History of Sayre Railyard

Built by Railroad Tycoons–Named for One

 

Sayre seemed to be carved out of the wilderness specifically for the bustling railroad business which, along with coal, dominated 19th century Pennsylvania. Sayre is a borough in Bradford County, about 60 miles northwest of Scranton and just a few miles south of the New York State line.

 

In 1870 a couple of speculating bankers bought land and then convinced railroad tycoon Asa Packer to have a look at their plans. Packer was the head of the Lehigh Valley Railroad, which was trying to push north from Pennsylvania into New York State. As legend has it, Howard Elmer, one of the bankers, took a party of railroad men to a hillside to give them a view of the plain where the town would be built. Robert H. Sayre, president of the Pennsylvania and New York Canal and Railroad Company and superintendent of the Lehigh Valley Railroad, reportedly exclaimed: “What a magnificent location for a great city!” Mr. Elmer replied, “If that is your opinion, Mr. Sayre, we will build a town and call it by your name.” And so Sayre was born.

 

The borough was incorporated in 1891 and by 1904 the giant train yard was built, at one point the second largest facility of its kind in the world. Cranes could lift an entire locomotive engine and move it from one spot to another inside the building. It was said that the giant train yards could build or rebuild steam locomotives at the rate of one a day. Nearly everyone in Sayre worked for the railroad. Railroad money funded the famed Robert Packer Hospital and the Guthrie Clinic, which still stand today.

 

Sayre hummed until trains and train travel in America began to shrink after World War II. The Lehigh Valley Railroad was taken over by a succession of groups, the final one being Conrail in 1976. Track was dismantled, business dried up, the town population dropped by a third and the now-shrinking Sayre rail yards essentially lapsed into a permanent sleep.

 

Along Came Marcellus….

 

For decades, every geologist involved in Appalachian Basin oil and gas knew about the black shale called Marcellus. The color made it easy to spot in the field and its unique signature was easy to identify. As recently as 2002, the US Geological Survey estimated there might be as much as 1.9 trillion cubic feet of gas contained within the shale. However, spread over the huge area of West Virginia, Ohio, New York and Pennsylvania and buried a mile or more beneath the surface, it was thought to be expensive to recover and would probably not yield very much gas per acre.

 

Starting in 2003, everything changed. In Washington County, PA, Range Resources combined two relatively new forms of retrieval, horizontal drilling and fracturing, or “fracking.” Fracking involves injecting a mix of 99% water and sand with chemicals to break up the shale and release the gas. The first manufacturing of natural gas using this method began in 2005. By the end of 2007, 375 wells with suspected Marcellus were permitted in the Keystone State. Horizontal wells were often producing more than a million cubic feet of natural gas per day.

 

In 2008, huge news broke on the Marcellus research front. Two geology-related professors estimated that the Marcellus shale beds might contain more than 500 trillion cubic feet of natural gas, hundreds of times more than originally thought. With horizontal drilling and hydraulic fracking, 10% of that gas (50 trillion cubic feet) could be recoverable. This would yield enough natural gas to supply the entire United States for two years and have a wellhead value of nearly a trillion dollars. The rush was on!

 

A Rebirth of Railroads and Railroad Towns

 

Suddenly, Northeastern Pennsylvania became a destination for mining and supply companies from across the country.

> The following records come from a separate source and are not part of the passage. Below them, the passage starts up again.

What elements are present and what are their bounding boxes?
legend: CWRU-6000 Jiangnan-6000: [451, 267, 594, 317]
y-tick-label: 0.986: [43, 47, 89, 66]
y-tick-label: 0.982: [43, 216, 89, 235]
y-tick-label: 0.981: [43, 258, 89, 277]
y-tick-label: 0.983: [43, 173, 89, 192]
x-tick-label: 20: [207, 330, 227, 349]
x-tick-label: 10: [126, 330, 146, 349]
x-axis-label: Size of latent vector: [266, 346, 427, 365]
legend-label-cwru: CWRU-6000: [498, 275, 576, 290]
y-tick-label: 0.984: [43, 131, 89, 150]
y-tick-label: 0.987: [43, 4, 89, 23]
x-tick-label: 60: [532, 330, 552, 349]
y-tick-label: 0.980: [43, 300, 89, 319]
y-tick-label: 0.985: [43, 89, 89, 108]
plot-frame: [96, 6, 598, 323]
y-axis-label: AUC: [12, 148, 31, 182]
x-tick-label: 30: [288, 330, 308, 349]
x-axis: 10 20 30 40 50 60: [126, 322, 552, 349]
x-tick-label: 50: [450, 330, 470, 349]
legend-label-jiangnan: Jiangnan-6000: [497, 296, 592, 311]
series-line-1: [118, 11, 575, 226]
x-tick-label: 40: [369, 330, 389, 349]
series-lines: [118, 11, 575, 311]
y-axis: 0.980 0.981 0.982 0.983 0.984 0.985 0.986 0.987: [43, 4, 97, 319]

The Pennsylvania Northeast Regional Railroad Authority could see it coming. “The Marcellus shale industry was part of a national upswing,” said Authority President Larry Malski. “There has been a renaissance in rail freight transport across the country.” The reasons were simple. “Each rail car holds the equivalent of 4-5 trucks,” explained Malski. “It’s more efficient and creates far less pollution to bring goods by rail.”

 

Linde Corporation was already involved in laying midstream pipelines to carry natural gas from the wellheads and knew the potential. Linde joined with TRAC to lease the Carbondale Rail Yards from the Authority. They purchased 25 acres from Bradford County to operate the Sayre Rail Yards. TRAC laid thousands of feet of new rail and Linde improved the sites to provide acres available to host companies and supplies from Texas, Louisiana, Minnesota and the entire far West.

 

“Sayre is located in Bradford County,” said Malski. “It’s a perfect place for the drilling activities going on now.”